International
Wir verwenden Cookies und Analysetools, um die Nutzerfreundlichkeit der Internetseite zu verbessern und passende Werbung von watson und unseren Werbepartnern anzuzeigen. Weitere Infos findest Du in unserer Datenschutzerklärung.

Der US-Präsident kann einen wichtigen Erfolg verbuchen.  Bild: AP/AP

Sieg für Trump! Oberstes Gericht erlaubt Einreiseverbot aus 6 muslimischen Ländern

05.12.17, 00:32 05.12.17, 04:18


Die umstrittenen Einreiserestriktionen von US-Präsident Donald Trump können nun vollumfänglich in Kraft treten - allerdings nur vorläufig. Das Oberste Gericht der USA bestätigte am Montag die Gültigkeit der Verordnung, ohne eine Begründung zu nennen.

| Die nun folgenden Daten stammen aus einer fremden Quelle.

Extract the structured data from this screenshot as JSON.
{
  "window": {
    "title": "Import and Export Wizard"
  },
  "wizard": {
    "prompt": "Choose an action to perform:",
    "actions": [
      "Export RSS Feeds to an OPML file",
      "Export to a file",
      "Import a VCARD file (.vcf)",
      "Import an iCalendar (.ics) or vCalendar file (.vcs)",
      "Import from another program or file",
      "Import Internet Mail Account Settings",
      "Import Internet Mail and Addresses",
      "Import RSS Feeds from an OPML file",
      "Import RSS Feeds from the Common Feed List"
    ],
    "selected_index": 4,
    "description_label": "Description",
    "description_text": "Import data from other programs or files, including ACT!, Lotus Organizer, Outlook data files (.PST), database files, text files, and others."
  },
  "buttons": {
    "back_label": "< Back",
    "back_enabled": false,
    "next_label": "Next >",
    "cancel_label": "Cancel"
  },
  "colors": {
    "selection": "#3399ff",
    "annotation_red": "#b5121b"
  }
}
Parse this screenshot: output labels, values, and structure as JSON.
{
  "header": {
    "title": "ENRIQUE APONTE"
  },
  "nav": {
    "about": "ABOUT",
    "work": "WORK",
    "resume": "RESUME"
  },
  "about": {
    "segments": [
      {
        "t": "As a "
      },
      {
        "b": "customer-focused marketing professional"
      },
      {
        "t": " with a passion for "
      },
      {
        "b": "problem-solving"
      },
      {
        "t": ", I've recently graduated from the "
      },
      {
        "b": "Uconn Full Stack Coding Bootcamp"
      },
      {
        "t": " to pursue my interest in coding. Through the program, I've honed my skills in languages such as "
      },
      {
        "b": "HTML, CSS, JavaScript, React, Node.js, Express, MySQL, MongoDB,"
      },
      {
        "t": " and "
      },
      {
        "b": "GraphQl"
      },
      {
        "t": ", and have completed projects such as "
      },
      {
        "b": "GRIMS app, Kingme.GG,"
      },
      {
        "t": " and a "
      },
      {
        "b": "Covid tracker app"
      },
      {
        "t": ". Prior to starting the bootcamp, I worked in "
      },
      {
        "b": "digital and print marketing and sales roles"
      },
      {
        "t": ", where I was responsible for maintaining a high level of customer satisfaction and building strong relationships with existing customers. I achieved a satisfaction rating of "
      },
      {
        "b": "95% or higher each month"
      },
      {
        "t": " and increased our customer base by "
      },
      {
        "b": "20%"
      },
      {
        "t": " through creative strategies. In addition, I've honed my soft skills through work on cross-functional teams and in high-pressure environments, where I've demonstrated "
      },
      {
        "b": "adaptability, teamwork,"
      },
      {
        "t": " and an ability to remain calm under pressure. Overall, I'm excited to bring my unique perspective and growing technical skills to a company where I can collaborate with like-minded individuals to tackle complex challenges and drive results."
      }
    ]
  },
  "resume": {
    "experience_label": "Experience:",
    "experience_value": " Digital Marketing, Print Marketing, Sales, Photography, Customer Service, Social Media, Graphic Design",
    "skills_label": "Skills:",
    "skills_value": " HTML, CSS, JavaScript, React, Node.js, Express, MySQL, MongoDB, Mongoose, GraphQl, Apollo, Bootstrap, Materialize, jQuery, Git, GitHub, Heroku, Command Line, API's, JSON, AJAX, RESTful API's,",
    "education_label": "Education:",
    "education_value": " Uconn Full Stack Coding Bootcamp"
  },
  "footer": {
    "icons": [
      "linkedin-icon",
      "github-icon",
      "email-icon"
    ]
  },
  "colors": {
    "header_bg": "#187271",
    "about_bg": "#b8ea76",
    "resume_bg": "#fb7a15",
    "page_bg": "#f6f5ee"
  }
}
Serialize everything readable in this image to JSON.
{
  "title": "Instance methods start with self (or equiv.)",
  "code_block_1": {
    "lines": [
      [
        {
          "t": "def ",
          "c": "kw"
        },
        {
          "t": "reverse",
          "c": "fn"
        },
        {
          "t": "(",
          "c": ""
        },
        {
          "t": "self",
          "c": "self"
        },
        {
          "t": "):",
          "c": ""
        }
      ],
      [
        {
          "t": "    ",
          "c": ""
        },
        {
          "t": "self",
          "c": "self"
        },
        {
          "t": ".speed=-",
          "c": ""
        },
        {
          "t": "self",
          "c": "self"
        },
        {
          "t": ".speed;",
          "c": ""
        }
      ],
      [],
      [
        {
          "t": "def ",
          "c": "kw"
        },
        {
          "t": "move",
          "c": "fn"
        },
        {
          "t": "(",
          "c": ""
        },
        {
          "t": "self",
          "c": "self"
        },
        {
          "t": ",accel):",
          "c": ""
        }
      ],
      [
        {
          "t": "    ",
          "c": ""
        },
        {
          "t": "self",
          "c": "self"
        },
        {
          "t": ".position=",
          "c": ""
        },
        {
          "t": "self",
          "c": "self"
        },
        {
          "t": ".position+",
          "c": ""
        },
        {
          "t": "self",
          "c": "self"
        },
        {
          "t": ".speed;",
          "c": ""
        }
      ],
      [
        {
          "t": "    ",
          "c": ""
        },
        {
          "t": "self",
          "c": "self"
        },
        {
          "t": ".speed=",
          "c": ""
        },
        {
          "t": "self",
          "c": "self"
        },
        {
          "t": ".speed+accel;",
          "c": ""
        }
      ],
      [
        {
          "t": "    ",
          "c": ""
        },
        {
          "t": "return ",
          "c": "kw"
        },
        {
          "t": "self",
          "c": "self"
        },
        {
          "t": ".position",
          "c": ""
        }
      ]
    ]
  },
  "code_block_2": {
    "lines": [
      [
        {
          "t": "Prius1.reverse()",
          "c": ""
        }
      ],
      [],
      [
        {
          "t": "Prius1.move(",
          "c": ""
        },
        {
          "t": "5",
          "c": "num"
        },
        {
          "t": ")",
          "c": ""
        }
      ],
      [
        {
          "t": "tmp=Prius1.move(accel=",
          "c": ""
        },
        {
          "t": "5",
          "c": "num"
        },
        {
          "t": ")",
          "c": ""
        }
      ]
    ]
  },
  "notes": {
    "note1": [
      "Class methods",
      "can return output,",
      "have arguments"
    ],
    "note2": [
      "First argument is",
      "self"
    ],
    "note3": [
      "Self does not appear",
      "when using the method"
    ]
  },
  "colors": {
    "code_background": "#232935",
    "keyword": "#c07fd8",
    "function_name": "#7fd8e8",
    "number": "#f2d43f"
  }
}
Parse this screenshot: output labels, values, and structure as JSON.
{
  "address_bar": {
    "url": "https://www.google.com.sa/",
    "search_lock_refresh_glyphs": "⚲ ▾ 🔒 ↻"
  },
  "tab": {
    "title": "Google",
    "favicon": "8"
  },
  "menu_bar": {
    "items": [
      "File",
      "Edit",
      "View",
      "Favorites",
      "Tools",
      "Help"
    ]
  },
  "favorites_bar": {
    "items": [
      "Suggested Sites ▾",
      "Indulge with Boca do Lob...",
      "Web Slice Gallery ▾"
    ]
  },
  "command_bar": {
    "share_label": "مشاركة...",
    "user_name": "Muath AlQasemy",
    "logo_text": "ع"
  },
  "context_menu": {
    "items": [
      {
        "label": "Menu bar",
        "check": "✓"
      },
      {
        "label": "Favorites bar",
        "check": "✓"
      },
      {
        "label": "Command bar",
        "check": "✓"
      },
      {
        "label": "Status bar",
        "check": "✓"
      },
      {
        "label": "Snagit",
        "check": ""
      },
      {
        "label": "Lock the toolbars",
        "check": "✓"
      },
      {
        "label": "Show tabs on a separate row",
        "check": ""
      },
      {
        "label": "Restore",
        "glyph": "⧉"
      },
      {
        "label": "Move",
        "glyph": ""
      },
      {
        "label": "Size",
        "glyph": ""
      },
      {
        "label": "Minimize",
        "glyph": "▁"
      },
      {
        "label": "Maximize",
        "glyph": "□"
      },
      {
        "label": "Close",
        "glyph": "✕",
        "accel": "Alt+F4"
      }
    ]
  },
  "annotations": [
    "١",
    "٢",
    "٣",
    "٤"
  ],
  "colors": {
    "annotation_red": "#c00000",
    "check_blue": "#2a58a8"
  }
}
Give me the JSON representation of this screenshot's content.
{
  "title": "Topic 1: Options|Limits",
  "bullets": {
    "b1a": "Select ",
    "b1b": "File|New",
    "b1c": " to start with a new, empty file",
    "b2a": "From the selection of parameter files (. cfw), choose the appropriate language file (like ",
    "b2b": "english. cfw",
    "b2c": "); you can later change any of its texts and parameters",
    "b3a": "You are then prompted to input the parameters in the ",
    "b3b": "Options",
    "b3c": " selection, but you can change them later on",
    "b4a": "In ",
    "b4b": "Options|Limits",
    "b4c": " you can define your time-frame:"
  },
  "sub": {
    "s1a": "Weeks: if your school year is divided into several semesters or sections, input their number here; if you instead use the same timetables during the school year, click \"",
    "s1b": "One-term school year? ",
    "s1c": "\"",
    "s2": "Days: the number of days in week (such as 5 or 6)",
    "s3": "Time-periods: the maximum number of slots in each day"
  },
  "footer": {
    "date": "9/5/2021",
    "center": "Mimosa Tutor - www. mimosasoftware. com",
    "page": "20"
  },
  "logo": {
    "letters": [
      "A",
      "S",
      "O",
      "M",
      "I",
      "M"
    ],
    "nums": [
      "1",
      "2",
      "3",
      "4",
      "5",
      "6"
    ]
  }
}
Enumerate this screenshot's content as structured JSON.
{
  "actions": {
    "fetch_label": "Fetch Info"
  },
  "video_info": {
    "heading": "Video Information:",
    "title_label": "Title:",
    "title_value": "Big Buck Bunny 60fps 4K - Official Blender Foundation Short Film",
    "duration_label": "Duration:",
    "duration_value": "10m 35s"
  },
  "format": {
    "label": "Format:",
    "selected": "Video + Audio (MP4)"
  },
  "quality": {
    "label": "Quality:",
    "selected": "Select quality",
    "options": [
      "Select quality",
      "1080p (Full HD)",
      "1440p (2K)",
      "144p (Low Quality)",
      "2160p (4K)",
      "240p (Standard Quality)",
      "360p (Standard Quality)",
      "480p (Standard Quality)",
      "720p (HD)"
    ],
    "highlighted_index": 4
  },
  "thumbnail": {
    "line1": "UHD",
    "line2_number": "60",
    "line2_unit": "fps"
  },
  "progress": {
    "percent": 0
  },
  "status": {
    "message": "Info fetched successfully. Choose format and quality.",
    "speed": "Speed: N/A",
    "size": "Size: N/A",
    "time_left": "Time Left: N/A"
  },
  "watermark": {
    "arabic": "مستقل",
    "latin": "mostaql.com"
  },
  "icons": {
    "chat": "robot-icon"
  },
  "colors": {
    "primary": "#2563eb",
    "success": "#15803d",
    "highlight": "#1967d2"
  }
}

Die Entscheidung erging mit sieben gegen zwei Stimmen im Richterkollegium, wie der Supreme Court in Washington mitteilte. Allerdings gilt sie nur, bis untergeordnete Instanzen in derzeit laufenden Berufungsverfahren zu einer Entscheidung über die Verordnung gelangt sind.

«Sieg für die Sicherheit»

US-Justizminister Jeff Sessions sprach von einem «wichtigen Sieg für die Sicherheit des amerikanischen Volkes». Das Weisse Haus begrüsste in einer ersten Reaktion die Entscheidung ebenfalls. «Das Dekret ist legal und entscheidend für den Schutz des Landes», sagte ein Sprecher in Washington.

Trump begründet die Einreiserestriktionen vorwiegend mit dem Schutz vor Terrorgefahren. Die inzwischen dritte Fassung seiner Verordnung hatte er Ende September erlassen. Sie enthält Einreisebeschränkungen für Bürger der sechs mehrheitlich muslimischen Staaten Iran, Jemen, Libyen, Somalia, Syrien und Tschad. Ausserdem wird allen Staatsbürgern von Nordkorea und Regierungsvertretern aus Venezuela die Einreise in die USA untersagt.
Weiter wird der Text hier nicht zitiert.